I had two options: Either I just let it go, do my work, and move on; or, I could take the time to reach out to the client and educate them. I knew that this project was already moving forward, but I could set up a foundation for this client’s future success.

One thing to gauge is whether the client is even interested in such a relationship. Sometimes, despite your best intentions, clients are only interested in timelines and not interested in spending lots of billable time learning or re-learning.

And I had to ask: What did I value? Was I only in it for the money, or could I help enact lasting change and provide real value?

This client was not himself a UX practitioner, and he was looking for someone to be the expert he could trust. Working with non-UX people is a challenge, because you have to sell them a bit harder on why doing things the right way is important, even when they do not understand the implications or appreciate the time necessary to do it the right way.

I pulled him aside in a couple of private meetings and talked about everything with him, from defining responsive design correctly, understanding mobile-first design, and even things like home page carousel use and abuse. In the end, it not only furthered our relationship, but it afforded me a high level of trust and rapport with the client.

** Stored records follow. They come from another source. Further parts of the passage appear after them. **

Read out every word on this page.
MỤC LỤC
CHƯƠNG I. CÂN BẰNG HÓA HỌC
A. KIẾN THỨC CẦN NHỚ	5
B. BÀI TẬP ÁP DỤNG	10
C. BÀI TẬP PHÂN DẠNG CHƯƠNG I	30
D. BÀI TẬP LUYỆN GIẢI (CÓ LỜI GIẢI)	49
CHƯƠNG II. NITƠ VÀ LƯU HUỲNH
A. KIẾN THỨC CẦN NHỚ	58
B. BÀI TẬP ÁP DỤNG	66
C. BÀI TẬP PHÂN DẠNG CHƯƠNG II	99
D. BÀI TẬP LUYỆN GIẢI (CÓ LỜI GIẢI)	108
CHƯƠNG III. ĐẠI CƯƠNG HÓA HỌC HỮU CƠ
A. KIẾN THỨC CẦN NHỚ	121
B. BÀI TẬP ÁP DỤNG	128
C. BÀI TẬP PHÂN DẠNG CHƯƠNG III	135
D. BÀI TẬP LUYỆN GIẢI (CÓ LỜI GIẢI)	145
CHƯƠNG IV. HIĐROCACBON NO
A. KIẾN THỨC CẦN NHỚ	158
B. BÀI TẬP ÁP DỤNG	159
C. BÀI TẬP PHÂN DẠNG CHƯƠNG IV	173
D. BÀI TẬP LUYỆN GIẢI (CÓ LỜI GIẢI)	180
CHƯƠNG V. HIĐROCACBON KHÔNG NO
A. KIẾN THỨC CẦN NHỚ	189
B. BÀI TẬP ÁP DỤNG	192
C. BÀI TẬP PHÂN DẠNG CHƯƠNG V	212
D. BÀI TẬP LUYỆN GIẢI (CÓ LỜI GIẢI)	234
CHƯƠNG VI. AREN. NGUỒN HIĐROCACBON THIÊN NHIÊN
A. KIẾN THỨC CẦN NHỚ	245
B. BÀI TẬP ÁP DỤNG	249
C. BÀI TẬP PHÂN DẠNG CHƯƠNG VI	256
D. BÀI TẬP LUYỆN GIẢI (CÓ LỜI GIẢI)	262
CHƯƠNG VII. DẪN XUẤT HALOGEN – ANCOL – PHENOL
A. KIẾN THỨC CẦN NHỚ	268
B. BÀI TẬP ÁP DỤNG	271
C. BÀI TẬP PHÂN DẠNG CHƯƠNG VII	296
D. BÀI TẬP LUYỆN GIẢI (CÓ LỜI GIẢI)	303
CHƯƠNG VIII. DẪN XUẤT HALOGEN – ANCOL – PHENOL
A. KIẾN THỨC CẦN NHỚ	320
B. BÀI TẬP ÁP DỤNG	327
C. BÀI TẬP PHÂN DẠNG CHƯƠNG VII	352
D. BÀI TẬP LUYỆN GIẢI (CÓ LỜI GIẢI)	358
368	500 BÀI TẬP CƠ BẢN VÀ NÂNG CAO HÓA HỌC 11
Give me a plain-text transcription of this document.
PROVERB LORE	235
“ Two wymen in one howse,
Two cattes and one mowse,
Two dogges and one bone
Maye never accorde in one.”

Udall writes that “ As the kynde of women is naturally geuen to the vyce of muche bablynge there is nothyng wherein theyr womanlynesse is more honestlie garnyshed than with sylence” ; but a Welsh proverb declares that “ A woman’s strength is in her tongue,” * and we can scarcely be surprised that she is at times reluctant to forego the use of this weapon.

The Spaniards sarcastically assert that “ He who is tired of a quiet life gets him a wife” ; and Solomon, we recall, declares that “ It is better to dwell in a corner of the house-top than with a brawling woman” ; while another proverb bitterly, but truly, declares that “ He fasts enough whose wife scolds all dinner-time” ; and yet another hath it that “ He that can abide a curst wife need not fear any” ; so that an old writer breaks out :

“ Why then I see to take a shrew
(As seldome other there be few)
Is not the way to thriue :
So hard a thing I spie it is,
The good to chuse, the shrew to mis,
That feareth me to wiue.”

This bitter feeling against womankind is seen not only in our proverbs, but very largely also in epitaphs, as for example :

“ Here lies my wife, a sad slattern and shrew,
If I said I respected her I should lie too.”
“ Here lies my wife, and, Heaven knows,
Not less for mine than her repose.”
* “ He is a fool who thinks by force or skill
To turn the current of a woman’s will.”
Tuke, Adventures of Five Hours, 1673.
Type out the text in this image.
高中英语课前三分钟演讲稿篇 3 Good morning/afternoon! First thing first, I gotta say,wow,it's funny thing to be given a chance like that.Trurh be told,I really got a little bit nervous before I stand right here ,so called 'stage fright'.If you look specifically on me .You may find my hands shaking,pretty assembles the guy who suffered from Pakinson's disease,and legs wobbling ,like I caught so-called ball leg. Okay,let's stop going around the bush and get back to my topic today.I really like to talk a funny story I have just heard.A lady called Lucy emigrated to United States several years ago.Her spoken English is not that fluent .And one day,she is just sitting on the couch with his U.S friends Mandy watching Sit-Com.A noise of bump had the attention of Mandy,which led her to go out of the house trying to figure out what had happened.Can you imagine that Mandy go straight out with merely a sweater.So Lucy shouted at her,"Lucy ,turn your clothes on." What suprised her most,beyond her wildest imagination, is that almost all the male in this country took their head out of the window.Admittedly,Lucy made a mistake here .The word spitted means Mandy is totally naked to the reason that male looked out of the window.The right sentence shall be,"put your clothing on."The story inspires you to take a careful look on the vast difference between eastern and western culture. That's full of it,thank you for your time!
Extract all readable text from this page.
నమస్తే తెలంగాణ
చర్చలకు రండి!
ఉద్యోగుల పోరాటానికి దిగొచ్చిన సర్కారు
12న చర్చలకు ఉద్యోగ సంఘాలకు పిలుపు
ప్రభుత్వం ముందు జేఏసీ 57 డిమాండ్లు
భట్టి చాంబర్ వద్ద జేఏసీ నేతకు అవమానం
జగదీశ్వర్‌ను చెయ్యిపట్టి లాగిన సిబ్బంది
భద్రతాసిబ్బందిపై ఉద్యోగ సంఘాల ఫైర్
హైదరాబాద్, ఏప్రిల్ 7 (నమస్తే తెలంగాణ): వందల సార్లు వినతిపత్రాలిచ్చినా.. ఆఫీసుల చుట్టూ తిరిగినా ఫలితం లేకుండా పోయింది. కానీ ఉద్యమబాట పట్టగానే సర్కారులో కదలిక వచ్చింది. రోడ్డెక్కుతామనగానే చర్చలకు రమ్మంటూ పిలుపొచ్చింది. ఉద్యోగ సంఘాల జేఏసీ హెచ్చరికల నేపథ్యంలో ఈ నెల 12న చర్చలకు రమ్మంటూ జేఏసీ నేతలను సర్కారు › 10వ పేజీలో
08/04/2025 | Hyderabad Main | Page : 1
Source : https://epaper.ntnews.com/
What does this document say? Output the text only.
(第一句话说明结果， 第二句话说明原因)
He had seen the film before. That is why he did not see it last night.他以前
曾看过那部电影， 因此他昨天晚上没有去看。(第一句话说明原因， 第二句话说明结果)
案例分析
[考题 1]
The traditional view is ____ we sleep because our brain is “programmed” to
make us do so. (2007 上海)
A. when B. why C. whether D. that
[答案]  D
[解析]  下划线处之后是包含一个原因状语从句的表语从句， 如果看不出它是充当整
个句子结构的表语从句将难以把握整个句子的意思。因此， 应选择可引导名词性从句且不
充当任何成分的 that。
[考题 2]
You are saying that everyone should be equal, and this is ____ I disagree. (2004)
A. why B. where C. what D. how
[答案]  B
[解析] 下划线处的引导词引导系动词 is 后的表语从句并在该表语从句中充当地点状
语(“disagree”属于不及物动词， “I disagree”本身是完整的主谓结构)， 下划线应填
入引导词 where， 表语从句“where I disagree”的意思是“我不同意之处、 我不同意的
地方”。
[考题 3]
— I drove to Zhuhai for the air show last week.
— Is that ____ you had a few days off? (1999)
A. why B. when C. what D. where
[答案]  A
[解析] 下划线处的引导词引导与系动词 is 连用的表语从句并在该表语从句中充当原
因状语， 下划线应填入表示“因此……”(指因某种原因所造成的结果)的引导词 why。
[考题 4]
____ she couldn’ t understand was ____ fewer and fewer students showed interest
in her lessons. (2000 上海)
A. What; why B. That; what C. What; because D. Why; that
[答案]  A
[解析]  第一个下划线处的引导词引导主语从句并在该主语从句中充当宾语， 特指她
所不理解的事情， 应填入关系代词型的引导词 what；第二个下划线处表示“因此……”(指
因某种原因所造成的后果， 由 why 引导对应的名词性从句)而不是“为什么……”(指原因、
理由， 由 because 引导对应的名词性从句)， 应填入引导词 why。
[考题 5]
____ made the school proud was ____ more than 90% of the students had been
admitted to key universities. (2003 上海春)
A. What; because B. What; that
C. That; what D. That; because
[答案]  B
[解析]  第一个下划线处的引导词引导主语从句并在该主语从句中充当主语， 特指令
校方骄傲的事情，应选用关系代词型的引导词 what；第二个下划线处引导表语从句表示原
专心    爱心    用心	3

This particular client was open to the discussion and was even excited about extending the relationship, but if you have a hesitant client, don’t give up on them. Show them the quantifiable benefits of this increased collaboration by pointing to your experience in the past, or that the time they spend with you learning will only pay dividends in the future.

Remember that even if things aren’t changeable in the short term, you can make investments in people for the next project and longer term.

Teams as an investment

There is one last, important group we can’t forget: our co-workers. These are the people that become like a family in ways our clients never will. Project after project, these are the people we are tasked to work with, and in some ways these are often the most strategic people to invest in but also sometimes the most difficult to do it with because we can so easily overlook them.

During my firm’s adoption of the CSS preprocessor SASS, my team was mostly junior people who were looking for leadership in all kinds of areas. This time, I was given the opportunity to help others use this powerful tool. I took the lead in understanding its implications and how to use it in our teams, and then I spent concentrated time with each member of the UX team to help them understand how to use the technology in both a programmatic and process way. Taking advantage of opportunities like these furthers your relationship with your team members and demonstrates to them that you care deeply about their professional development.

To this day, those team members reach out to me with questions and best practices due to the trust gained through leading in this way. It is amazing how doing this even on a detail like a CSS preprocessor can assist your team members greatly.

We all have different motivations for doing the work that we do, and I imagine that for most of us money—as good as money is—is not the primary factor. Instead, very talented people tend to thrive on being an expert, enacting change, and leading others. True leaders are not given an opportunity to lead—they find those opportunities. Leading inside your organization will make you as close to irreplaceable as you can get.